Unite national officer for health Colenzo Jarrett-Thorpe said staff working in pathology would be instrumental in tackling the building backlog of care.

“Unite as the leading union for healthcare scientists strongly believes that staff in NHS laboratories have a critical role to play in reducing waiting lists for vital diagnostic tests. After all, 70 per cent of all diagnoses are carried out by pathology labs,” he said.

“Preliminary results from a survey of our biomedical science members in pathology found that 50 per cent believed NHS lab capacity could be better utilised during the pandemic, with a further two-thirds saying they felt the labs were not working at full capacity,” Jarrett-Thorpe added.

“Since the beginning of the coronavirus pandemic, our members have said they want to do more in helping with the national effort to tackle the virus. Now, they are saying they stand ready, willing and able to get to work in bringing these waiting lists down. But this will take a coordinated approach with leadership and direction to bring our labs to full capacity.”

Jarrett-Thorpe went on to say that the union is calling for an end to privatisation of NHS laboratories.

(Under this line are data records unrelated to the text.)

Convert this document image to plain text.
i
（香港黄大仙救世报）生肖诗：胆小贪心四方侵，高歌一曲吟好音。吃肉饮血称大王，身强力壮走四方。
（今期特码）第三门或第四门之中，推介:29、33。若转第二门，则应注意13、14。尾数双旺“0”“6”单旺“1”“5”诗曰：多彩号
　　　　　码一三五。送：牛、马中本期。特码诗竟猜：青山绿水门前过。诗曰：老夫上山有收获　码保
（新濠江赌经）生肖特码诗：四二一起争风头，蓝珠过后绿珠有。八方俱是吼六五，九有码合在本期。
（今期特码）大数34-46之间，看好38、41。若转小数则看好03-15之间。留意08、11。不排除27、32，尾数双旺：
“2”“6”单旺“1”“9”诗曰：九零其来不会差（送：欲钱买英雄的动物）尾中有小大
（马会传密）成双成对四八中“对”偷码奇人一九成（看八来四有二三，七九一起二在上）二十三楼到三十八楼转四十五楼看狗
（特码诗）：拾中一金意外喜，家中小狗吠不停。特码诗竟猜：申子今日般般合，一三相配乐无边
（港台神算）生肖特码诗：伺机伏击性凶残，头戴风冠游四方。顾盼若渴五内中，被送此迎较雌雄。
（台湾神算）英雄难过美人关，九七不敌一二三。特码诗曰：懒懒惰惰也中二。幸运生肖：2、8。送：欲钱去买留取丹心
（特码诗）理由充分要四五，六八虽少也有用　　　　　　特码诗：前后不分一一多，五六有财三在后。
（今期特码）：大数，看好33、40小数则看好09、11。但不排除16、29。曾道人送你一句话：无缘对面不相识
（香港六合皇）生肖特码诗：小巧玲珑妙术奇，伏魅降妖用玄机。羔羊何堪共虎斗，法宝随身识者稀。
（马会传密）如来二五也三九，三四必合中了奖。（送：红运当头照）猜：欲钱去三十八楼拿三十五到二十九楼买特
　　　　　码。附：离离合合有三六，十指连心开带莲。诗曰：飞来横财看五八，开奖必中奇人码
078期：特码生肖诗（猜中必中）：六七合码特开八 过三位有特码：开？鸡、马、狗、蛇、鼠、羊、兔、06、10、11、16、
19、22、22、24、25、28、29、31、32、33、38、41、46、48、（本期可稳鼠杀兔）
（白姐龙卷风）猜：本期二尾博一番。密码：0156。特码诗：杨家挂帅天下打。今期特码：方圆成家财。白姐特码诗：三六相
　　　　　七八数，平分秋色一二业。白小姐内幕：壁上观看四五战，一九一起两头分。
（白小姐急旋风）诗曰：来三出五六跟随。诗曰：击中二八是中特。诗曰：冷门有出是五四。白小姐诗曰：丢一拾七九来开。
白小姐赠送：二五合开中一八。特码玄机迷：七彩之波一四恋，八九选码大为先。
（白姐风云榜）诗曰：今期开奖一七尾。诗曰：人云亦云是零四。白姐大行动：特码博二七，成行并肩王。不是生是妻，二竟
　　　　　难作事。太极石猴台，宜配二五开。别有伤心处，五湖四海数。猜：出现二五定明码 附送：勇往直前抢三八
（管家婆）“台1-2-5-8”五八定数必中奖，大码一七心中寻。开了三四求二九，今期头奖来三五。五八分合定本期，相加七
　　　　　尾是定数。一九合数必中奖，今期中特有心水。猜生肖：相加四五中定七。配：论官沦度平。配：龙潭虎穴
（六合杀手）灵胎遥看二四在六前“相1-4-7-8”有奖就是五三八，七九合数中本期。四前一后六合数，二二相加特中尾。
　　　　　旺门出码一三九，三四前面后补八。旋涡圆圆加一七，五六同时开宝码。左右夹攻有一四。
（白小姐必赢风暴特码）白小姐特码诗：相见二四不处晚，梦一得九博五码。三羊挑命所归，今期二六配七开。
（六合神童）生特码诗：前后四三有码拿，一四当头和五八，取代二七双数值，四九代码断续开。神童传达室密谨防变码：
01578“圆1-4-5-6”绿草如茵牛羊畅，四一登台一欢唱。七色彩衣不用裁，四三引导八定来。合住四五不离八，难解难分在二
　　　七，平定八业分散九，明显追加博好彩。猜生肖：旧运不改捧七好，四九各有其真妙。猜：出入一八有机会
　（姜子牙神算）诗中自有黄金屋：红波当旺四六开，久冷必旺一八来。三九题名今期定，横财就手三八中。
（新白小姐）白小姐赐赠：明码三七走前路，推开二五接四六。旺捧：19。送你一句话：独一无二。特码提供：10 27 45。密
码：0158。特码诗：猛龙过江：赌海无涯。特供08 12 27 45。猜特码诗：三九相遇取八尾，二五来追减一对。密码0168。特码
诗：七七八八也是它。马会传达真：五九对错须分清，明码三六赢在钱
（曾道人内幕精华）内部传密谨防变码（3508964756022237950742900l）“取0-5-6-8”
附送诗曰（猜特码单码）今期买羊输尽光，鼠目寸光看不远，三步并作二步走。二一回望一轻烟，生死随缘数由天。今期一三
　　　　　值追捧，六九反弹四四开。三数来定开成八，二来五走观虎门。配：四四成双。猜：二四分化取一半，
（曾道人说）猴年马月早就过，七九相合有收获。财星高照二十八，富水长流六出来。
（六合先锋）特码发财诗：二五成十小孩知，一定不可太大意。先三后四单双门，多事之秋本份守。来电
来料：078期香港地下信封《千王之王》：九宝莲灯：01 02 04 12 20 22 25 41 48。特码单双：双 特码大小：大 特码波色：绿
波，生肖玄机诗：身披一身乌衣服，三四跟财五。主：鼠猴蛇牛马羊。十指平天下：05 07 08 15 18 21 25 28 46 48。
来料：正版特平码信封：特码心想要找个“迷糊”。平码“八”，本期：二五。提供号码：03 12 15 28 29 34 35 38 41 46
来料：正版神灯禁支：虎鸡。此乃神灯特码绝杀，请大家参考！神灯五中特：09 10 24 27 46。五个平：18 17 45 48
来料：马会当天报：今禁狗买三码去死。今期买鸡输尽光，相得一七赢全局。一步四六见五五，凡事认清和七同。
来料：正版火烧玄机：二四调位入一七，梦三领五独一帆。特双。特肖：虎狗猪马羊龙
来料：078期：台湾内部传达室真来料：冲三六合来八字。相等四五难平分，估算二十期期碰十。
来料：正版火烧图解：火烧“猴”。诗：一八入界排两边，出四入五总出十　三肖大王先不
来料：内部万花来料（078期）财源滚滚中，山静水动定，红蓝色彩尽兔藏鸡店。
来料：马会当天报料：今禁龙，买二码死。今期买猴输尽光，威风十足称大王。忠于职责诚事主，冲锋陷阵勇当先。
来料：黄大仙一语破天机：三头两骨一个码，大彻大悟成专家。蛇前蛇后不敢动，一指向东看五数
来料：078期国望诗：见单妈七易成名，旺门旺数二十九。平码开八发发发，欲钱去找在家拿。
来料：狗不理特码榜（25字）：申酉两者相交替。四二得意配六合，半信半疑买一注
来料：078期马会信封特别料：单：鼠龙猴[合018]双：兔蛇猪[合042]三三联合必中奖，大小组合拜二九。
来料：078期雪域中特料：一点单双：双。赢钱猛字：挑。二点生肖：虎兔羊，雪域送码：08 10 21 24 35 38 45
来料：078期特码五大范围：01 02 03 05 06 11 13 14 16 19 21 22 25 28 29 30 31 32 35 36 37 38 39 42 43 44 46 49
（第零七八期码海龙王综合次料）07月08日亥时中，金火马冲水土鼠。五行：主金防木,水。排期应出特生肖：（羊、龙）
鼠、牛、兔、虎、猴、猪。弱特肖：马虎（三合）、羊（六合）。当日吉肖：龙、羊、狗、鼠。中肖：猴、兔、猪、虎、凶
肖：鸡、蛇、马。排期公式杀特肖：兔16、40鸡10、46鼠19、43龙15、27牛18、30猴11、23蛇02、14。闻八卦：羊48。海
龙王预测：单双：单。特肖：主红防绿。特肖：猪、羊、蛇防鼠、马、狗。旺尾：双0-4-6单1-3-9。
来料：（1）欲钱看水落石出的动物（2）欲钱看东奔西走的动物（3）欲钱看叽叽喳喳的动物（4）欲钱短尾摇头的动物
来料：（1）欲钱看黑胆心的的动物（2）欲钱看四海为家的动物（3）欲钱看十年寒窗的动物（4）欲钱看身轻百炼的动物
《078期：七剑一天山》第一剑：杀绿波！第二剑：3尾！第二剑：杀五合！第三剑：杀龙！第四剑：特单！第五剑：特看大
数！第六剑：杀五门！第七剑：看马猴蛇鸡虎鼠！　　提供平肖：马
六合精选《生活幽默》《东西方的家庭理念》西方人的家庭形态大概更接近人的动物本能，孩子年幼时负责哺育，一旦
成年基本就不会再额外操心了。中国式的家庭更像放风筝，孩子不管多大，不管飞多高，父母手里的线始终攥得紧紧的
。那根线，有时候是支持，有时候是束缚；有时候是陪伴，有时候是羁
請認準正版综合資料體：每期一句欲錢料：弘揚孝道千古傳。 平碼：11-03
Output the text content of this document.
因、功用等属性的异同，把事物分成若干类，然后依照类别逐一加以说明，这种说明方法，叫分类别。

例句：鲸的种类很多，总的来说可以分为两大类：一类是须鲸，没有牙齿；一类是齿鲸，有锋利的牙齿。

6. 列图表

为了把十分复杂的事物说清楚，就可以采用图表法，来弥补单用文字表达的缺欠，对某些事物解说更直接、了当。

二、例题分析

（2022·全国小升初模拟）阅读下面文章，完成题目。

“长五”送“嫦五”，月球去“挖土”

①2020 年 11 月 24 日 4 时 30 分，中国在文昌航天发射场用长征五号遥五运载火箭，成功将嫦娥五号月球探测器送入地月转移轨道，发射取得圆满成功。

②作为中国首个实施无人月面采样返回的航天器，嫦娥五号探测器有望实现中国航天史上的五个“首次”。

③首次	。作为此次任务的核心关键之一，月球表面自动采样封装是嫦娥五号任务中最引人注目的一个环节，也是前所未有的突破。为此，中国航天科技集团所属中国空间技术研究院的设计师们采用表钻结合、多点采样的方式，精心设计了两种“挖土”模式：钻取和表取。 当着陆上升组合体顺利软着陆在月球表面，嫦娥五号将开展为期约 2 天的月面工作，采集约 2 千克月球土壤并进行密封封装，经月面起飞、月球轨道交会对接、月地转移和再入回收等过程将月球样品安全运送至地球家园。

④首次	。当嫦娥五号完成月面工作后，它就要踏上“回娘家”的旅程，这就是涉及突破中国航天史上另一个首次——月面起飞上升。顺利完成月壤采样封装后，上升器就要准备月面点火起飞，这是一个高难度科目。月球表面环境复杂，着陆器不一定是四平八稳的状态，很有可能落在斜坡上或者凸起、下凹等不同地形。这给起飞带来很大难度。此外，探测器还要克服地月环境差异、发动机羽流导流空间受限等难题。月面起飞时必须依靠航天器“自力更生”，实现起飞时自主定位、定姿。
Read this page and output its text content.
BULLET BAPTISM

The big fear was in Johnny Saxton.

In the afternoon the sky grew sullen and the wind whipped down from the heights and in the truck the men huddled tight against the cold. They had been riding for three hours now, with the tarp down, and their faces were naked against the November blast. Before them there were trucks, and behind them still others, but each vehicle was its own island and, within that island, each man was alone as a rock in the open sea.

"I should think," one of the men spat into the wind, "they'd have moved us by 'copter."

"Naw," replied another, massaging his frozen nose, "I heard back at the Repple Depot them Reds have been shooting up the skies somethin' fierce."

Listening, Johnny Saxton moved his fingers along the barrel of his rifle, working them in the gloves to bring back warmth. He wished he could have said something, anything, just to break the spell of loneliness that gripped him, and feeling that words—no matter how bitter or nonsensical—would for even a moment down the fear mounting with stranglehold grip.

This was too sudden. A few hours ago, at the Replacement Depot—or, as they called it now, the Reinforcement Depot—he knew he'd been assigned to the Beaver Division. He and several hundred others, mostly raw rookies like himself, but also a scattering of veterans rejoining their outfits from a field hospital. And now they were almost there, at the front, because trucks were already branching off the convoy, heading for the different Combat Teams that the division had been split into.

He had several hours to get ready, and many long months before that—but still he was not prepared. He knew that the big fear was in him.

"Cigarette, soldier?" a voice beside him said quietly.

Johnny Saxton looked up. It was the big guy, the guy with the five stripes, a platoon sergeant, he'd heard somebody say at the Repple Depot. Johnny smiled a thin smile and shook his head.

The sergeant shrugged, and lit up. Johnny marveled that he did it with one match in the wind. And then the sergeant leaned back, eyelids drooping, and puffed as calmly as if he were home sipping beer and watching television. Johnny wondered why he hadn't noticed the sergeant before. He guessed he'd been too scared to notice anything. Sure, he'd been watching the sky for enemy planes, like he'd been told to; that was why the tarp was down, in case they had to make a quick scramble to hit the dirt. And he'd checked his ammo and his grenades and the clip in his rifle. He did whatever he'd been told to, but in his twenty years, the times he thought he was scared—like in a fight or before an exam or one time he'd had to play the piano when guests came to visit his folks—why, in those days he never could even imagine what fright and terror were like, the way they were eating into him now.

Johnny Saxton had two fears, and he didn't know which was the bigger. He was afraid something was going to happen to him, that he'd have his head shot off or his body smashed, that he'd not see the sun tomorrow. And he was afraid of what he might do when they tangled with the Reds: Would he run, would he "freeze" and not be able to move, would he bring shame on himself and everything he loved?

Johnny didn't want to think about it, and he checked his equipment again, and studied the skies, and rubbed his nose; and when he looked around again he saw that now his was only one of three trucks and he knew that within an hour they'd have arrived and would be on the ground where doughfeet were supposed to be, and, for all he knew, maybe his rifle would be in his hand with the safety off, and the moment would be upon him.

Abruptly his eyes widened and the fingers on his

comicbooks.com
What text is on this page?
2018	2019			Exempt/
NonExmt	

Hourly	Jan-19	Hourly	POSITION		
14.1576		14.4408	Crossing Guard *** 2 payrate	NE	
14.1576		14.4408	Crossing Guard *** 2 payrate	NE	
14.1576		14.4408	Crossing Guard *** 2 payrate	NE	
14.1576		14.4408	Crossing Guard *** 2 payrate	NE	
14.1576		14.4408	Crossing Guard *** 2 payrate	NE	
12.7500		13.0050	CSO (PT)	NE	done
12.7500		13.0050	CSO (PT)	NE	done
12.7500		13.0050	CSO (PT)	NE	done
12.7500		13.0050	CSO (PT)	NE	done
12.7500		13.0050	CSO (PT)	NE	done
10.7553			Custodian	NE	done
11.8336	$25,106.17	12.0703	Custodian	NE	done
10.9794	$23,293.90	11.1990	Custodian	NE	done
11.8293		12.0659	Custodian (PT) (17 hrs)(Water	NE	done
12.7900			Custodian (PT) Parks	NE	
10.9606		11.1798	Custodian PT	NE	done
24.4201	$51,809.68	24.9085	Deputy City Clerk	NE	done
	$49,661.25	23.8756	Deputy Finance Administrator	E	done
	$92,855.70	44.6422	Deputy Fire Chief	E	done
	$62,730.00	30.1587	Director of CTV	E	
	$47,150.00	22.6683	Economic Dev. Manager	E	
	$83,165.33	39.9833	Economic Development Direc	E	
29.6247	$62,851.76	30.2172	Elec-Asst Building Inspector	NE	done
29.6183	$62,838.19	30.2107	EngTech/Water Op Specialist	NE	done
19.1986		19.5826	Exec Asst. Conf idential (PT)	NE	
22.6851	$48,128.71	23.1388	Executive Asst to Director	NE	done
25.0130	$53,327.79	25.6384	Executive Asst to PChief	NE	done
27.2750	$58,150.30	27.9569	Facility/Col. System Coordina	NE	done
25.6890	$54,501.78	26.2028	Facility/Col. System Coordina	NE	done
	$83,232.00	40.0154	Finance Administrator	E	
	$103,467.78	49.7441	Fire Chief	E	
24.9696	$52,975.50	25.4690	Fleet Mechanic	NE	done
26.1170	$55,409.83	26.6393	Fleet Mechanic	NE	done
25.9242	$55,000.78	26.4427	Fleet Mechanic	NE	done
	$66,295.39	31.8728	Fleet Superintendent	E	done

“Long before the pandemic, privatisation has damaged and fractured pathology services. Just this month we find that two south London NHS trusts will have to buy outsourcing firm Serco out of multi-million pound contract to run pathology services after their joint-venture with the firm failed to win a new contract. Then we have the spectre of HSL, another private pathology firm taking over pathology services in south east London.  

“In all cases we’ve seen poorer results and a less responsive service for patients when labs are privatised,” he noted. “If we really want to get to grips with the backlog in diagnostic tests, not just now but in the years to come, then we have to put an end to the profit motive in pathology and the NHS as a whole.”